Adam Clayton Powell Jr. (November 29, 1908 – April 4, 1972) was a Baptist pastor and an American politician, who represented Harlem, New York City, in the United States House of Representatives (1945–71). He was the first person of African-American descent to be elected from New York to Congress. Oscar Stanton De Priest of Illinois was the first black person to be elected to Congress in the 20th century; Powell was the fourth.
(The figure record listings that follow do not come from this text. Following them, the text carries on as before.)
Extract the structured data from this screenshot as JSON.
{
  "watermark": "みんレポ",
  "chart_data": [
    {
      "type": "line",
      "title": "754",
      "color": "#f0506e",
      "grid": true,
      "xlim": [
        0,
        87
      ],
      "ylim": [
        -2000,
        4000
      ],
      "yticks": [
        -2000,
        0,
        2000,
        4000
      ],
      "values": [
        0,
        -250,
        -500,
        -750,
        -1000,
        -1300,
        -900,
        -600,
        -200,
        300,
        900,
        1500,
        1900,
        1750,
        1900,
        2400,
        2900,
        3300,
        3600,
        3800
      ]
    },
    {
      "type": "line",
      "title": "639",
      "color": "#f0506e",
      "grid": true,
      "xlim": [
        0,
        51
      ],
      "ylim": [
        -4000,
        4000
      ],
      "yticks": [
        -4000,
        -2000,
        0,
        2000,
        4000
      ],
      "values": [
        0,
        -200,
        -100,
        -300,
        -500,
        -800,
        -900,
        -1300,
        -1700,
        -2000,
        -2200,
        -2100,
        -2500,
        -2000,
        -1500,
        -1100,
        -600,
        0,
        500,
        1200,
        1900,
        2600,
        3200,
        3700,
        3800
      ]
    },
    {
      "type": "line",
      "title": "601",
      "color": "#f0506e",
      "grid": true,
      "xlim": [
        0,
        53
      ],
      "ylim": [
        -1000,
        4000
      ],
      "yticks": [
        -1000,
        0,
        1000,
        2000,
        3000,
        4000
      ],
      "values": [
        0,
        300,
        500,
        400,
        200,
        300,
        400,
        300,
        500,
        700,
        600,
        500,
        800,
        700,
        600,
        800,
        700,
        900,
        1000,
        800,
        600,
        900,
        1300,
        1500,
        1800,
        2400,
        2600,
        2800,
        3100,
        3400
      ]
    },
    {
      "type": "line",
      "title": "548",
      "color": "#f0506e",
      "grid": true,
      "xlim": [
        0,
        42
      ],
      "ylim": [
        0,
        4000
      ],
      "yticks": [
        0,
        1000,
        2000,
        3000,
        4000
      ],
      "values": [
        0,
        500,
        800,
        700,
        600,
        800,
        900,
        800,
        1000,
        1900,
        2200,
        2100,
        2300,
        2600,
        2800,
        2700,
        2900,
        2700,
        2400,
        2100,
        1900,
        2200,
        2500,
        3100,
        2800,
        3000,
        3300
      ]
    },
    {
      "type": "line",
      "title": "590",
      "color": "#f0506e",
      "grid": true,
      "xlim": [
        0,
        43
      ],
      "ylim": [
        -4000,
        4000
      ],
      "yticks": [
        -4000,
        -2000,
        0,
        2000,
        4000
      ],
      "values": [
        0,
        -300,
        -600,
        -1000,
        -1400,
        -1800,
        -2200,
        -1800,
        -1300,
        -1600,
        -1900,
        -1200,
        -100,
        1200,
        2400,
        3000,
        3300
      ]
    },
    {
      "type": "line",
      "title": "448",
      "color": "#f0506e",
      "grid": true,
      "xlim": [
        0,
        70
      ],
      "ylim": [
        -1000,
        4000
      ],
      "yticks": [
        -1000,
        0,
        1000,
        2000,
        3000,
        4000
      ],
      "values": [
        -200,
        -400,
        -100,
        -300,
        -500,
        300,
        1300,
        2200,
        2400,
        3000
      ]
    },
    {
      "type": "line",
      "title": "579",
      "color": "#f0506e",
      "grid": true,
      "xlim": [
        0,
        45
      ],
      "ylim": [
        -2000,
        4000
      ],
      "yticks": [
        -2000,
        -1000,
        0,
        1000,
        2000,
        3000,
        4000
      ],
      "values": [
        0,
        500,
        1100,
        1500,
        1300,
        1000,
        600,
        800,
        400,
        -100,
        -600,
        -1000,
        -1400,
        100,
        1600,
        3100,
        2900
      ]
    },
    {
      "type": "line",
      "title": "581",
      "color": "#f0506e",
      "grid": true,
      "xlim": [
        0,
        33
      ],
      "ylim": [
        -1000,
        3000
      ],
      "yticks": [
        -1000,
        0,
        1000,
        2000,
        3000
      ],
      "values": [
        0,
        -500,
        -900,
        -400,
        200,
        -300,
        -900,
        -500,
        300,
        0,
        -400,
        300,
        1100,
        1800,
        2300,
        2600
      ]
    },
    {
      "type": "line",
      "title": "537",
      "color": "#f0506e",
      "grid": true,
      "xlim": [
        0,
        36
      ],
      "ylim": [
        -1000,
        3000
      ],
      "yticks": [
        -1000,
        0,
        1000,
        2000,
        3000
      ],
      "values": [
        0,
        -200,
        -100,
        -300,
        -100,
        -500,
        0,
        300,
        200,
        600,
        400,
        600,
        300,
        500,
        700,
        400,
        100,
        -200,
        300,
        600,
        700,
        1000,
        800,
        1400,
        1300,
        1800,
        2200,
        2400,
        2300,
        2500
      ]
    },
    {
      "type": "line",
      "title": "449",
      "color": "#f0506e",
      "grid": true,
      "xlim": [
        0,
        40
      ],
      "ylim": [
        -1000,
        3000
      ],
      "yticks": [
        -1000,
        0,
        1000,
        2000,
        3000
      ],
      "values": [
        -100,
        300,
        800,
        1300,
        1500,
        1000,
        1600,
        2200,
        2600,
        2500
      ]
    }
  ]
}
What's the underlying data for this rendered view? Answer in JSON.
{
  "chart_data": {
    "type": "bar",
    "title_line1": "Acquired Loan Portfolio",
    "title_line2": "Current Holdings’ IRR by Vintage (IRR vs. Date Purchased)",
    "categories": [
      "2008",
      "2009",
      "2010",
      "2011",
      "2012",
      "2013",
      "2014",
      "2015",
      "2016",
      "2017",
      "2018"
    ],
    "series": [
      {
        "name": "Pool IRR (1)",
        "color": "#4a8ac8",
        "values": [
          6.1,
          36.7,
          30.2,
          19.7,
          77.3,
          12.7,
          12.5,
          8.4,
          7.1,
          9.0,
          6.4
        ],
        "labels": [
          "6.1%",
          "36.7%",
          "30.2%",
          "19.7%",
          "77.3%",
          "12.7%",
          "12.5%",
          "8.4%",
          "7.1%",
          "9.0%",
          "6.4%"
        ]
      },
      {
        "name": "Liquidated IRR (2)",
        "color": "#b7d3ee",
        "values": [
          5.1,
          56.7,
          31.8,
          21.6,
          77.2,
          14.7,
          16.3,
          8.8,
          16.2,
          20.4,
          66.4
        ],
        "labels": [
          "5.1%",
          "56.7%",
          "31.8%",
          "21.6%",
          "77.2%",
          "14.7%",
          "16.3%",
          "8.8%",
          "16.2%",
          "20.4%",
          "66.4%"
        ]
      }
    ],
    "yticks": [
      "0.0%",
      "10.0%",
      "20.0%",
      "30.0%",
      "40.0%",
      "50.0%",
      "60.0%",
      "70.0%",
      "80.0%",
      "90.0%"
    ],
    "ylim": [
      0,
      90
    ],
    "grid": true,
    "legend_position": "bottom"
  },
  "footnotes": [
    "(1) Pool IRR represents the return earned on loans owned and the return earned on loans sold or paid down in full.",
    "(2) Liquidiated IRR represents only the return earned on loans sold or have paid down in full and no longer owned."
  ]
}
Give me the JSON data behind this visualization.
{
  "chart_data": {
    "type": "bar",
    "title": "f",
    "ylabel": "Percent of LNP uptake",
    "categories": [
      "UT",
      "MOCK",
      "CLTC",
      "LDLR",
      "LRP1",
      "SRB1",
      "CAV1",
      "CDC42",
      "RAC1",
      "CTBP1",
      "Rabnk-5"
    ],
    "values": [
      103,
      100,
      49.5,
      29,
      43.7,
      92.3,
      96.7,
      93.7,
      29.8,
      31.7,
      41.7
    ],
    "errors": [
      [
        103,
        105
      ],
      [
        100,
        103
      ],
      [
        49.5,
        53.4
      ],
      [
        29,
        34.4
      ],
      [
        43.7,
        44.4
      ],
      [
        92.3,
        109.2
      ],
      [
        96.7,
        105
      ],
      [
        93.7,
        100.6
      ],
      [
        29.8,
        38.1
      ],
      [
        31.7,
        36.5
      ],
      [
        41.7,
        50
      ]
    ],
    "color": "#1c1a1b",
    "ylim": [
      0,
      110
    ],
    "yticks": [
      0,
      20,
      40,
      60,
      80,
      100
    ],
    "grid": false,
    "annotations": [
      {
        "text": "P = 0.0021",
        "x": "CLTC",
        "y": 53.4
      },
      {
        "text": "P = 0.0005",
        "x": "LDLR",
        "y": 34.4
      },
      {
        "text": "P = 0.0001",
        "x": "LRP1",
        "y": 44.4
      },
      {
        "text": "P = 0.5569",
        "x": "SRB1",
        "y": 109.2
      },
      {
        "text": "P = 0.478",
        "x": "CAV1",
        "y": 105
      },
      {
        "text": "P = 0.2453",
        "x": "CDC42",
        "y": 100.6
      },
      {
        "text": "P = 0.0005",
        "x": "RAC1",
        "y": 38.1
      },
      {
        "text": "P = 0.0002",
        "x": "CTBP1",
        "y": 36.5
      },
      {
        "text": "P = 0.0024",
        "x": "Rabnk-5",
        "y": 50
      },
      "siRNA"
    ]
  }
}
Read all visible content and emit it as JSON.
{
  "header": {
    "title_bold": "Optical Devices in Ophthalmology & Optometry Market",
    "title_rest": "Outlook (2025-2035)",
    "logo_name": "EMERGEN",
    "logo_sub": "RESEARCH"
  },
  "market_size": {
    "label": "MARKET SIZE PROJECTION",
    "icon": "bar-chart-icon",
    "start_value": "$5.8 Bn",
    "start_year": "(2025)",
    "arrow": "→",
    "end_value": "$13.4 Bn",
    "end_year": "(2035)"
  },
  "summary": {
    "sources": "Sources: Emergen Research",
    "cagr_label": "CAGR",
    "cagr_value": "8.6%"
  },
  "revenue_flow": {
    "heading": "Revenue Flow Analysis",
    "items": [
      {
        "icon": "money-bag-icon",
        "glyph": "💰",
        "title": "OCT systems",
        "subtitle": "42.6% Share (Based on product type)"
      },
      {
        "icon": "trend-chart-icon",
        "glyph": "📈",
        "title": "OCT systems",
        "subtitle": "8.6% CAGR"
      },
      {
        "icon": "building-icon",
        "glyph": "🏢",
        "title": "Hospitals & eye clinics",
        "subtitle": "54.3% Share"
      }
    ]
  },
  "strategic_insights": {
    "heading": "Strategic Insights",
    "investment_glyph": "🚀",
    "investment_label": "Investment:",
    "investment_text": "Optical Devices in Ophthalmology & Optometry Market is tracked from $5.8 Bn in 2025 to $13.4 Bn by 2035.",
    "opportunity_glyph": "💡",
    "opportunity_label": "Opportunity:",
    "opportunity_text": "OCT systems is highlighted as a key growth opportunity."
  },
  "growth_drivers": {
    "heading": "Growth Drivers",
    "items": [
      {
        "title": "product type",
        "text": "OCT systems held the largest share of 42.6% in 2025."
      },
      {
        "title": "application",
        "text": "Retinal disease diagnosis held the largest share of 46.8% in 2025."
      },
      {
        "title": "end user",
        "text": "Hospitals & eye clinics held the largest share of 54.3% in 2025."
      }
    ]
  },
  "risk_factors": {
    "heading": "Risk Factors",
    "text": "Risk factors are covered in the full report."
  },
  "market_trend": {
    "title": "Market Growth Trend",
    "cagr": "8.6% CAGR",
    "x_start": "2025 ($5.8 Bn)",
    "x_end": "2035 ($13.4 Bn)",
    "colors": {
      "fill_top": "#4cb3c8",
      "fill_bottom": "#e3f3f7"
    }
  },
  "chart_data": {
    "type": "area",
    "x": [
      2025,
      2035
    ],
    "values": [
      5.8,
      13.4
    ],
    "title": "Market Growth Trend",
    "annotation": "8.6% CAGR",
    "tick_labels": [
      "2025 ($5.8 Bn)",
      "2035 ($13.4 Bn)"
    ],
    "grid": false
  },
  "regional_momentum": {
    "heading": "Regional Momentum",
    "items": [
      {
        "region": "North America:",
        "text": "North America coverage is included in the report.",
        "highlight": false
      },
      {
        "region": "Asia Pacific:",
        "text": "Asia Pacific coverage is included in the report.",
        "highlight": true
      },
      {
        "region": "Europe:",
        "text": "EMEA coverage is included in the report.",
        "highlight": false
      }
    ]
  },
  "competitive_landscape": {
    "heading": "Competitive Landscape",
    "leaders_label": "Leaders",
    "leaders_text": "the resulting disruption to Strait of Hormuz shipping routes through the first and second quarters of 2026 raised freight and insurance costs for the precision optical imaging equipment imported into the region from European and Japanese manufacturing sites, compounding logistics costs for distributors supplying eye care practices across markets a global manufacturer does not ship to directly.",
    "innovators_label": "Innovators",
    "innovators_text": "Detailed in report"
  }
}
Re-elected for nearly three decades, Powell became a powerful national politician of the Democratic Party, and served as a national spokesman on civil rights and social issues. He also urged United States presidents to support emerging nations in Africa and Asia as they gained independence after colonialism. In 1961, after 16 years in the House, Powell became chairman of the Education and Labor Committee, the most powerful position held by an African American in Congress. As Chairman, he supported the passage of important social and civil rights legislation under presidents John F. Kennedy and Lyndon B. Johnson. Following allegations of corruption, in 1967 Powell was excluded from his seat by Democratic
Representatives-elect of the 90th Congress, but he was re-elected and regained the seat in the 1969 United States Supreme Court ruling in Powell v. McCormack. He lost his seat in 1970 to Charles Rangel and retired from electoral politics. Powell was born in 1908 in New Haven, Connecticut, the second child and only son of Adam Clayton Powell Sr. and Mattie Buster Shaffer, both born poor in Virginia and West Virginia, respectively. His sister Blanche was 10 years older. His parents were of mixed race with African and European ancestry (and, according to his father, American Indian on his mother’s side). (In his autobiography “Adam By Adam,” Powell states specifically that his mother was of German descent.) They and their ancestors were classified as mulatto in 19th-century censuses. Powell’s paternal grandmother’s ancestors had been free persons of color for generations before the Civil War. By 1908, Powell Sr. had become a prominent Baptist minister, serving as a pastor in Philadelphia, and being called as the lead pastor at a Baptist church.